The count() method returns the number of times a value appears in the list.

grades = ["A", "B", "A", "C", "A", "B"]
print(f"Number of A's: {grades.count('A')}")
print(f"Number of D's: {grades.count('D')}")
Number of A's: 3 Number of D's: 0

index() -- Find Position

The index() method returns the index of the first occurrence of a value.

fruits = ["apple", "banana", "cherry", "banana"]
print(fruits.index("cherry"))
print(fruits.index("banana"))   # Returns first occurrence
2 1

If the value is not found, index() raises a ValueError. Always check first with in.

fruits = ["apple", "banana", "cherry"]
search = "date"

if search in fruits:
    print(f"Found at index {fruits.index(search)}")
else:
    print(f"{search} not found")
date not found

Modifying List Elements

Since lists are mutable, you can change individual elements by assigning a new value to a specific index.

fruits = ["apple", "banana", "cherry"]
print("Before:", fruits)

# Change the second element
fruits[1] = "blueberry"
print("After:", fruits)
Before: ['apple', 'banana', 'cherry'] After: ['apple', 'blueberry', 'cherry']

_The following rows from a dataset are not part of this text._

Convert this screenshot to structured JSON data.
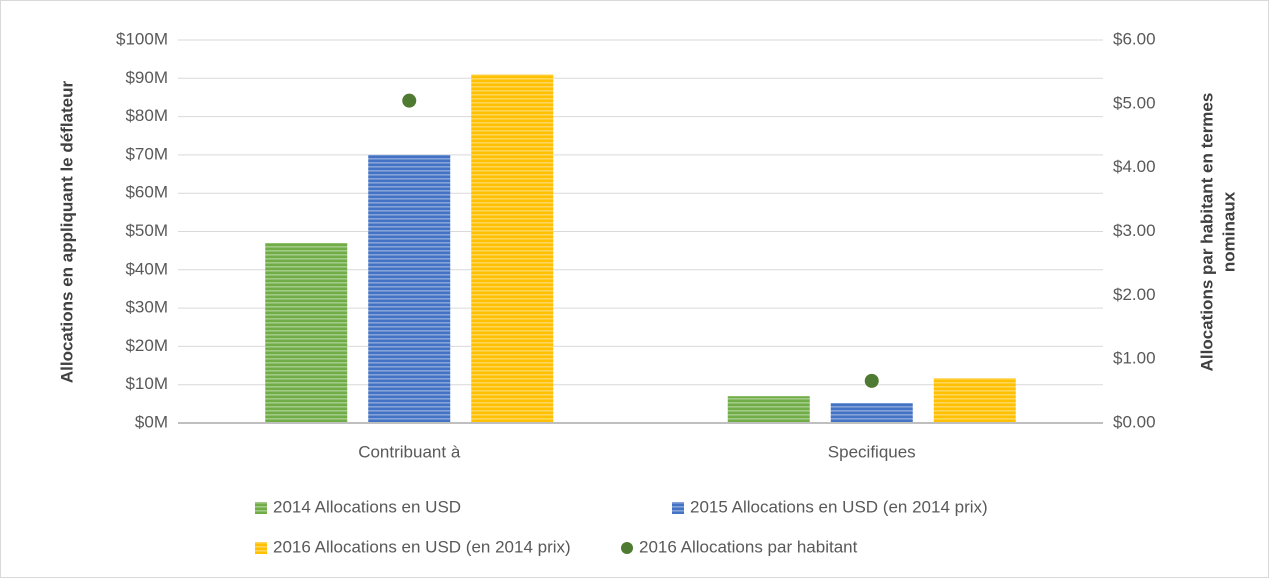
{
  "chart_data": {
    "type": "bar",
    "categories": [
      "Contribuant à",
      "Specifiques"
    ],
    "series": [
      {
        "name": "2014 Allocations en USD",
        "color": "#70ad47",
        "values": [
          47,
          7
        ]
      },
      {
        "name": "2015 Allocations en USD (en 2014 prix)",
        "color": "#4472c4",
        "values": [
          70,
          5.2
        ]
      },
      {
        "name": "2016 Allocations en USD (en 2014 prix)",
        "color": "#ffc000",
        "values": [
          91,
          11.7
        ]
      },
      {
        "name": "2016 Allocations par habitant",
        "color": "#4e7a32",
        "type": "scatter",
        "axis": "y2",
        "values": [
          5.05,
          0.66
        ]
      }
    ],
    "ylabel": "Allocations en appliquant le déflateur",
    "y2label": [
      "Allocations par habitant en termes",
      "nominaux"
    ],
    "ylim": [
      0,
      100
    ],
    "yticks": [
      {
        "value": 0,
        "label": "$0M"
      },
      {
        "value": 10,
        "label": "$10M"
      },
      {
        "value": 20,
        "label": "$20M"
      },
      {
        "value": 30,
        "label": "$30M"
      },
      {
        "value": 40,
        "label": "$40M"
      },
      {
        "value": 50,
        "label": "$50M"
      },
      {
        "value": 60,
        "label": "$60M"
      },
      {
        "value": 70,
        "label": "$70M"
      },
      {
        "value": 80,
        "label": "$80M"
      },
      {
        "value": 90,
        "label": "$90M"
      },
      {
        "value": 100,
        "label": "$100M"
      }
    ],
    "y2lim": [
      0,
      6
    ],
    "y2ticks": [
      {
        "value": 0,
        "label": "$0.00"
      },
      {
        "value": 1,
        "label": "$1.00"
      },
      {
        "value": 2,
        "label": "$2.00"
      },
      {
        "value": 3,
        "label": "$3.00"
      },
      {
        "value": 4,
        "label": "$4.00"
      },
      {
        "value": 5,
        "label": "$5.00"
      },
      {
        "value": 6,
        "label": "$6.00"
      }
    ],
    "grid": true,
    "legend": "bottom"
  }
}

Practical Example: Updating Student Grades

students = ["Alice", "Bob", "Charlie"]
grades = [85, 72, 90]

# Bob retook the exam
bob_index = students.index("Bob")
grades[bob_index] = 88

print(f"Bob's updated grade: {grades[bob_index]}")
Bob's updated grade: 88

Quick Reference: All List Methods

Method What It Does Returns
append(x)Adds x to the endNone
insert(i, x)Inserts x at index iNone
extend(iterable)Adds all items from iterableNone
remove(x)Removes first occurrence of xNone
pop(i)Removes and returns item at index iThe removed item
clear()Removes all itemsNone
sort()Sorts list in ascending orderNone
reverse()Reverses the list orderNone
count(x)Counts occurrences of xInteger
index(x)Returns index of first xInteger

Try It Yourself

Create a list of 3 cities. Then: (1) append a new city, (2) insert a city at position 0, (3) sort the list alphabetically, (4) print the final result.

Check Your Understanding

Given: nums = [5, 3, 8, 1, 9, 3]

  1. What is the list after nums.append(7)?
  2. What does nums.count(3) return?
  3. What does nums.pop() return and what is left?
  4. What is the difference between sort() and sorted()?
  1. [5, 3, 8, 1, 9, 3, 7]
  2. 2 (the number 3 appears twice)
  3. Returns 3 (last item); list becomes [5, 3, 8, 1, 9]
  4. sort() modifies the list in place and returns None. sorted() returns a new sorted list and leaves the original unchanged.